Given an integer array nums, return all the triplets [nums[i], nums[j], nums[k]] such that i != j, i != k, and j != k, and nums[i] + nums[j] + nums[k] == 0.

Notice that the solution set must not contain duplicate triplets.

Solution #

Solution 1 #

Here’s the Python code to find all unique triplets in an array that add up to zero:

def threeSum(nums):
    nums.sort()
    result = []

    for i in range(len(nums) - 2):
        # Avoid duplicate solutions
        if i > 0 and nums[i] == nums[i - 1]:
            continue

        left, right = i + 1, len(nums) - 1

        while left < right:
            total = nums[i] + nums[left] + nums[right]

            if total < 0:
                left += 1
            elif total > 0:
                right -= 1
            else:
                result.append([nums[i], nums[left], nums[right]])

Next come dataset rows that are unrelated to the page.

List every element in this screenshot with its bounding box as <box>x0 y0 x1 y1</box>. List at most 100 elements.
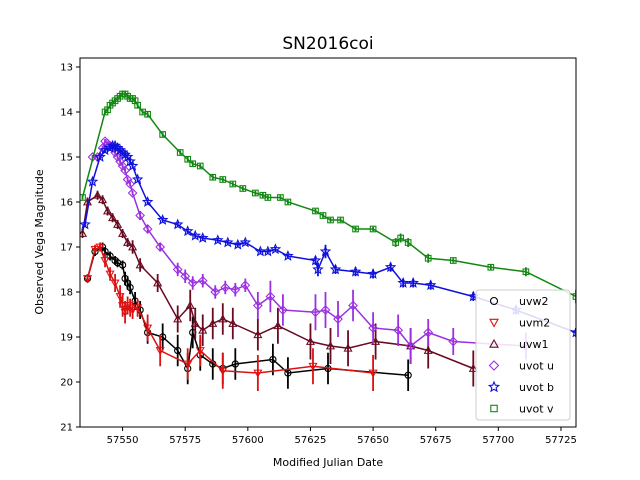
data-point <box>312 263 324 275</box>
data-point <box>159 131 167 138</box>
data-point <box>103 206 113 215</box>
data-point <box>229 180 237 188</box>
data-point <box>80 228 88 237</box>
chart-title: SN2016coi <box>282 34 373 54</box>
data-point <box>183 360 193 369</box>
data-point <box>253 369 263 378</box>
data-point <box>90 245 100 254</box>
data-point <box>320 305 331 315</box>
y-tick-label: 18 <box>60 288 73 299</box>
data-point <box>106 252 114 260</box>
data-point <box>424 254 432 262</box>
data-point <box>284 198 292 206</box>
y-tick-label: 16 <box>60 198 73 209</box>
data-point <box>171 218 184 230</box>
data-point <box>125 179 135 189</box>
data-point <box>219 176 227 183</box>
data-point <box>230 284 241 295</box>
legend-item: uvot u <box>488 360 554 373</box>
data-point <box>195 347 205 356</box>
y-tick-label: 13 <box>60 63 73 74</box>
data-point <box>118 228 128 237</box>
data-point <box>198 325 208 334</box>
data-point <box>393 325 404 336</box>
data-point <box>98 195 108 204</box>
data-point <box>127 188 138 198</box>
y-tick-label: 20 <box>60 378 73 389</box>
legend-marker <box>488 360 500 371</box>
x-axis-label: Modified Julian Date <box>273 456 383 469</box>
data-point <box>209 173 217 181</box>
data-point <box>252 300 263 311</box>
data-point <box>348 300 358 311</box>
y-tick-label: 21 <box>60 423 73 434</box>
y-tick-label: 17 <box>60 243 73 254</box>
data-point <box>93 190 103 199</box>
legend-item: uvm2 <box>489 317 550 330</box>
data-point <box>327 216 334 224</box>
x-tick-label: 57675 <box>420 435 452 446</box>
data-point <box>176 149 184 156</box>
data-point <box>100 257 110 266</box>
data-point <box>134 101 141 109</box>
data-point <box>319 245 332 257</box>
legend-marker <box>489 296 499 306</box>
data-point <box>384 261 397 273</box>
series-uvot-b <box>80 139 576 338</box>
data-point <box>172 264 183 275</box>
data-point <box>305 336 315 345</box>
data-point <box>180 271 191 282</box>
series-uvm2 <box>82 242 378 391</box>
data-point <box>278 305 288 315</box>
data-point <box>135 210 145 221</box>
data-point <box>269 243 282 255</box>
x-tick-label: 57650 <box>357 435 389 446</box>
data-point <box>187 278 198 288</box>
legend: uvw2 uvm2 uvw1 uvot u uvot b uvot v <box>475 289 571 421</box>
data-point <box>105 270 115 279</box>
data-point <box>239 236 252 248</box>
data-point <box>118 261 127 269</box>
data-point <box>126 283 134 292</box>
data-point <box>448 336 459 347</box>
data-point <box>124 155 136 167</box>
data-point <box>397 276 409 288</box>
data-point <box>142 224 153 234</box>
data-point <box>337 216 344 224</box>
data-point <box>349 265 362 277</box>
data-point <box>423 327 434 338</box>
data-point <box>131 173 144 185</box>
data-point <box>487 263 495 271</box>
data-point <box>368 323 378 333</box>
data-point <box>143 324 153 333</box>
data-point <box>407 276 419 288</box>
legend-label: uvw1 <box>519 338 548 351</box>
data-point <box>262 245 274 257</box>
data-point <box>184 155 192 163</box>
data-point <box>397 234 404 242</box>
data-point <box>405 341 416 351</box>
y-tick-label: 14 <box>60 108 73 119</box>
data-point <box>113 219 123 228</box>
data-point <box>94 150 106 162</box>
data-point <box>325 341 336 350</box>
data-point <box>343 343 353 352</box>
data-point <box>80 194 86 201</box>
y-axis-ticks: 13 14 15 16 17 18 19 20 21 <box>60 63 80 434</box>
data-point <box>329 263 342 275</box>
data-point <box>273 321 283 330</box>
data-point <box>212 234 224 246</box>
data-point <box>404 239 412 246</box>
data-point <box>123 237 133 246</box>
data-point <box>277 194 284 201</box>
series-uvw1 <box>80 190 478 387</box>
legend-marker <box>490 404 498 413</box>
data-point <box>144 110 151 118</box>
data-point <box>133 304 143 313</box>
x-tick-label: 57575 <box>169 435 201 446</box>
data-point <box>228 318 238 327</box>
series-layer <box>80 90 576 391</box>
data-point <box>197 231 209 243</box>
data-point <box>210 287 221 297</box>
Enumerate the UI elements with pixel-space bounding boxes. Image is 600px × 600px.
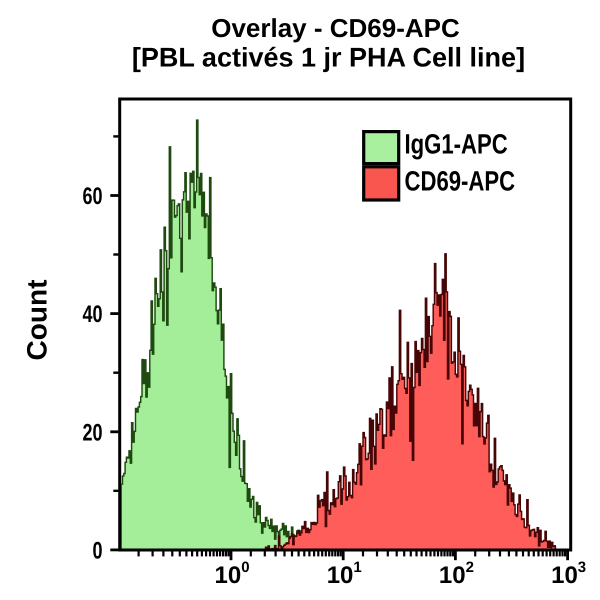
- svg-text:[PBL activés 1 jr PHA Cell lin: [PBL activés 1 jr PHA Cell line]: [132, 42, 525, 72]
- svg-text:103: 103: [551, 559, 586, 589]
- svg-text:Overlay - CD69-APC: Overlay - CD69-APC: [211, 13, 460, 43]
- svg-text:CD69-APC: CD69-APC: [405, 165, 516, 196]
- svg-text:60: 60: [82, 183, 102, 210]
- svg-text:40: 40: [82, 301, 102, 328]
- svg-text:Count: Count: [22, 280, 53, 361]
- svg-text:20: 20: [82, 419, 102, 446]
- svg-text:0: 0: [92, 537, 102, 564]
- svg-text:IgG1-APC: IgG1-APC: [405, 128, 508, 159]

                # Move left and right to the next different numbers
                while left < right and nums[left] == nums[left + 1]:
                    left += 1
                while left < right and nums[right] == nums[right - 1]:
                    right -= 1

                left += 1
                right -= 1

    return result

# Example usage
nums = [-1, 0, 1, 2, -1, -4]
three_sum_result = threeSum(nums)
print(three_sum_result)

When you run this code with the example array [-1, 0, 1, 2, -1, -4], it returns [[-1, -1, 2], [-1, 0, 1]], which are the unique triplets that sum up to zero.

Improved solution #

  1. Skip Unnecessary Iterations: If the current number is greater than 0, we can break out of the loop early because the remaining numbers will also be greater than 0, and we won’t be able to find a triplet that sums to 0.

  2. Early Stopping: If the smallest number in the sorted array is greater than 0, or the largest number is less than 0, we can return early because it’s impossible to find a triplet that sums to 0.

Here’s the improved code:

def threeSum(nums):
    nums.sort()
    result = []
    n = len(nums)

    # Early stopping if the smallest or largest number doesn't allow for a sum of 0
    if n < 3 or nums[0] > 0 or nums[-1] < 0:
        return result

    for i in range(n - 2):
        # Skip duplicate elements
        if i > 0 and nums[i] == nums[i - 1]:
            continue

        # Early break if the current number is greater than 0
        if nums[i] > 0:
            break

        left, right = i + 1, n - 1

        while left < right:
            total = nums[i] + nums[left] + nums[right]

            if total < 0:
                left += 1
            elif total > 0:
                right -= 1
            else:
                result.append([nums[i], nums[left], nums[right]])
                left += 1
                right -= 1

                # Skip duplicate elements
                while left < right and nums[left] == nums[left - 1]:
                    left += 1
                while left < right and nums[right] == nums[right + 1]:
                    right -= 1

    return result

# Example usage
nums = [-1, 0, 1, 2, -1, -4]
three_sum_result = threeSum(nums)
print(three_sum_result)

These changes help in reducing the number of unnecessary iterations, especially in cases where it’s impossible to find a valid triplet or where skipping duplicate values can save computation time.